The wild‚ wild Western Cape - where poachers are robbed by gangsters

23 August 2017 - 12:42
By Aron Hyman
Police raided a house in Blackheath and found 32,000 abalone being processed, after a tipoff by community members.  File photo.
Image: SAPS Police raided a house in Blackheath and found 32,000 abalone being processed, after a tipoff by community members. File photo.

Two men were arrested on Tuesday evening in Cape Town in a R10-million abalone bust.

Community members tipped off police about a poaching operation and officers who raided a house in Blackheath found 32,000 abalone being processed.

“The men‚ aged 24 and 31 years‚ were arrested and once charged the suspects will appear in the Blue Downs Magistrates' court on [Friday]‚” said police spokesman Sergeant Noloyiso Rwexana.
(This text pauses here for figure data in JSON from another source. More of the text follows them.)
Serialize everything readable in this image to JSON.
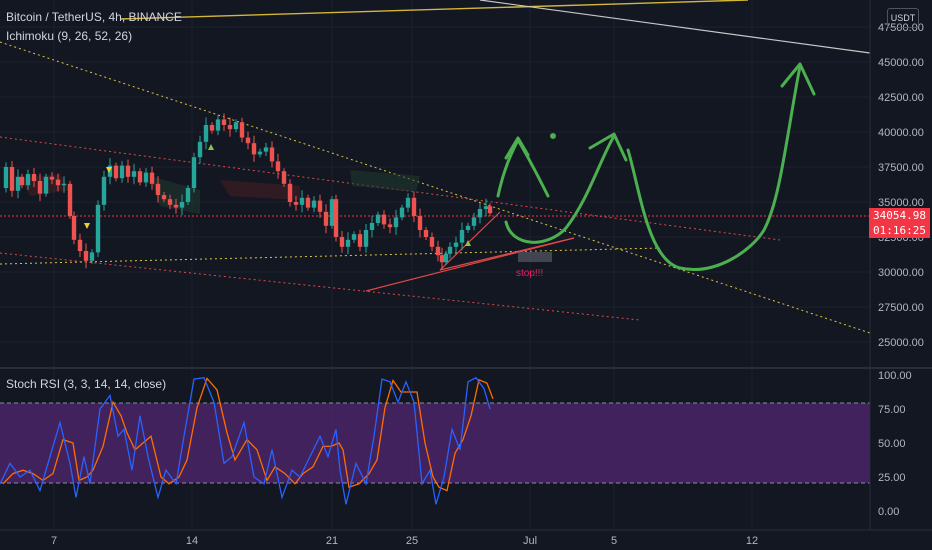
{
  "header": {
    "symbol_title": "Bitcoin / TetherUS, 4h, BINANCE",
    "indicator_ichimoku": "Ichimoku (9, 26, 52, 26)",
    "indicator_stoch": "Stoch RSI (3, 3, 14, 14, close)",
    "currency": "USDT"
  },
  "price_axis": {
    "ticks": [
      "47500.00",
      "45000.00",
      "42500.00",
      "40000.00",
      "37500.00",
      "35000.00",
      "32500.00",
      "30000.00",
      "27500.00",
      "25000.00"
    ],
    "current_price": "34054.98",
    "countdown": "01:16:25"
  },
  "stoch_axis": {
    "ticks": [
      "100.00",
      "75.00",
      "50.00",
      "25.00",
      "0.00"
    ]
  },
  "time_axis": {
    "ticks": [
      "7",
      "14",
      "21",
      "25",
      "Jul",
      "5",
      "12"
    ]
  },
  "annotations": {
    "stop_label": "stop!!!"
  },
  "colors": {
    "background": "#131722",
    "up_candle": "#26a69a",
    "down_candle": "#ef5350",
    "drawing_green": "#4caf50",
    "price_line": "#f23645",
    "stoch_k": "#2962ff",
    "stoch_d": "#ff6d00",
    "stoch_band": "#7e57c2"
  },
  "chart_data": {
    "type": "candlestick",
    "symbol": "Bitcoin / TetherUS",
    "interval": "4h",
    "exchange": "BINANCE",
    "y_range": [
      24000,
      48500
    ],
    "current_price": 34054.98,
    "close_path": [
      [
        0,
        36000
      ],
      [
        6,
        37500
      ],
      [
        12,
        35800
      ],
      [
        18,
        36800
      ],
      [
        22,
        36200
      ],
      [
        28,
        37000
      ],
      [
        34,
        36500
      ],
      [
        40,
        35600
      ],
      [
        46,
        36800
      ],
      [
        52,
        36600
      ],
      [
        58,
        36200
      ],
      [
        64,
        36300
      ],
      [
        70,
        34000
      ],
      [
        74,
        32300
      ],
      [
        80,
        31500
      ],
      [
        86,
        30800
      ],
      [
        92,
        31400
      ],
      [
        98,
        34800
      ],
      [
        104,
        36800
      ],
      [
        110,
        37600
      ],
      [
        116,
        36700
      ],
      [
        122,
        37600
      ],
      [
        128,
        36800
      ],
      [
        134,
        37200
      ],
      [
        140,
        36400
      ],
      [
        146,
        37100
      ],
      [
        152,
        36300
      ],
      [
        158,
        35500
      ],
      [
        164,
        35200
      ],
      [
        170,
        34800
      ],
      [
        176,
        34600
      ],
      [
        182,
        35000
      ],
      [
        188,
        36000
      ],
      [
        194,
        38200
      ],
      [
        200,
        39300
      ],
      [
        206,
        40500
      ],
      [
        212,
        40100
      ],
      [
        218,
        40900
      ],
      [
        224,
        40500
      ],
      [
        230,
        40200
      ],
      [
        236,
        40700
      ],
      [
        242,
        39600
      ],
      [
        248,
        39200
      ],
      [
        254,
        38400
      ],
      [
        260,
        38600
      ],
      [
        266,
        38900
      ],
      [
        272,
        37900
      ],
      [
        278,
        37200
      ],
      [
        284,
        36300
      ],
      [
        290,
        35000
      ],
      [
        296,
        34800
      ],
      [
        302,
        35300
      ],
      [
        308,
        34600
      ],
      [
        314,
        35100
      ],
      [
        320,
        34300
      ],
      [
        326,
        33300
      ],
      [
        332,
        35200
      ],
      [
        336,
        32500
      ],
      [
        342,
        31800
      ],
      [
        348,
        32300
      ],
      [
        354,
        32700
      ],
      [
        360,
        31800
      ],
      [
        366,
        33000
      ],
      [
        372,
        33500
      ],
      [
        378,
        34100
      ],
      [
        384,
        33400
      ],
      [
        390,
        33200
      ],
      [
        396,
        33900
      ],
      [
        402,
        34600
      ],
      [
        408,
        35300
      ],
      [
        414,
        34000
      ],
      [
        420,
        33000
      ],
      [
        426,
        32500
      ],
      [
        432,
        31800
      ],
      [
        438,
        31200
      ],
      [
        442,
        30700
      ],
      [
        446,
        31300
      ],
      [
        450,
        31800
      ],
      [
        456,
        32100
      ],
      [
        462,
        33000
      ],
      [
        468,
        33300
      ],
      [
        474,
        33900
      ],
      [
        480,
        34500
      ],
      [
        486,
        34700
      ],
      [
        490,
        34200
      ]
    ],
    "stoch_rsi_k": [
      [
        0,
        20
      ],
      [
        10,
        35
      ],
      [
        20,
        25
      ],
      [
        30,
        30
      ],
      [
        40,
        15
      ],
      [
        50,
        40
      ],
      [
        60,
        65
      ],
      [
        70,
        35
      ],
      [
        76,
        10
      ],
      [
        84,
        40
      ],
      [
        90,
        20
      ],
      [
        100,
        75
      ],
      [
        110,
        85
      ],
      [
        118,
        55
      ],
      [
        124,
        60
      ],
      [
        132,
        30
      ],
      [
        140,
        70
      ],
      [
        148,
        40
      ],
      [
        158,
        10
      ],
      [
        166,
        30
      ],
      [
        176,
        20
      ],
      [
        184,
        55
      ],
      [
        194,
        97
      ],
      [
        204,
        98
      ],
      [
        214,
        80
      ],
      [
        224,
        35
      ],
      [
        232,
        40
      ],
      [
        244,
        65
      ],
      [
        254,
        25
      ],
      [
        264,
        20
      ],
      [
        272,
        45
      ],
      [
        282,
        10
      ],
      [
        292,
        30
      ],
      [
        300,
        25
      ],
      [
        310,
        40
      ],
      [
        320,
        55
      ],
      [
        328,
        40
      ],
      [
        336,
        60
      ],
      [
        340,
        30
      ],
      [
        346,
        5
      ],
      [
        356,
        35
      ],
      [
        366,
        20
      ],
      [
        374,
        55
      ],
      [
        382,
        97
      ],
      [
        390,
        95
      ],
      [
        398,
        80
      ],
      [
        406,
        95
      ],
      [
        414,
        80
      ],
      [
        422,
        20
      ],
      [
        430,
        30
      ],
      [
        436,
        5
      ],
      [
        444,
        25
      ],
      [
        452,
        60
      ],
      [
        460,
        45
      ],
      [
        468,
        95
      ],
      [
        476,
        98
      ],
      [
        484,
        90
      ],
      [
        490,
        75
      ]
    ],
    "stoch_levels": [
      80,
      20
    ],
    "x_labels": [
      "7",
      "14",
      "21",
      "25",
      "Jul",
      "5",
      "12"
    ],
    "annotations": [
      "stop!!!"
    ]
  }
}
A source at the Department of Agriculture‚ Forestry‚ and Fisheries said the abalone were being dried at the “illegal fish-processing establishment” to make them easier to ship to eastern Asia. Once the abalone arrives at their destination they are rehydrated in fresh water for eight hours.

The source said poaching in the Western Cape is so rampant that between 800 and 1‚000 divers harvest abalone between the coastal communities of Rooi-Els and Die Dam every day.

South Africa
R2.4m abalone seized in Cape Town raid
6 years ago

Abalone is an endangered species due to decades of overfishing. This has decimated the stocks of the mollusc‚ which is considered a delicacy in countries such as China.

The source said poachers were extremely wasteful‚ even poaching abalone the size of a 10c coin. “It’s absolute chaos. There are a few guys that still want to do the [anti-poaching] job and other people just take their pay and that’s all‚” he said.

He claimed intimidation and corruption are rife among officials tasked with anti-poaching operations.

On the stretch of coast between Rooi-Els and Kleinmond‚ he said‚ there could be as many as 150 poachers a day with only eight officials on patrol.

Divers would go out together in the afternoon to swamp officials‚ who can only attend to one or two reports at a time.

The 28s gang was involved in the abalone trade now and often robbed poachers of their haul if a “protection fee” was not paid‚ he said.

“The divers are armed‚ but it’s more to protect the abalone from the other guys who are trying to rob them‚ because the 28s gang rob the guys.

“The last five cars [transporting abalone] which we caught here on the N2 all had firearms with them‚ they all had .45 calibre and 9mm handguns with the serial numbers filed off.”

Daff has been criticised for making money from the sale of confiscated abalone and the South African Revenue Service admitted to the Western Cape legislature that it does not know what happens to the money made at auctions.

Beverley Schäfer‚ chairman of the legislature's standing committee on economic opportunities‚ tourism and agriculture‚ accused Daff of being complicit in poaching because up to 50% of the Marine and Coastal Management budget comes from the sale of confiscated abalone.

“This could lead to MCM having a direct interest in maintaining the illegal abalone poaching‚" said Schäfer.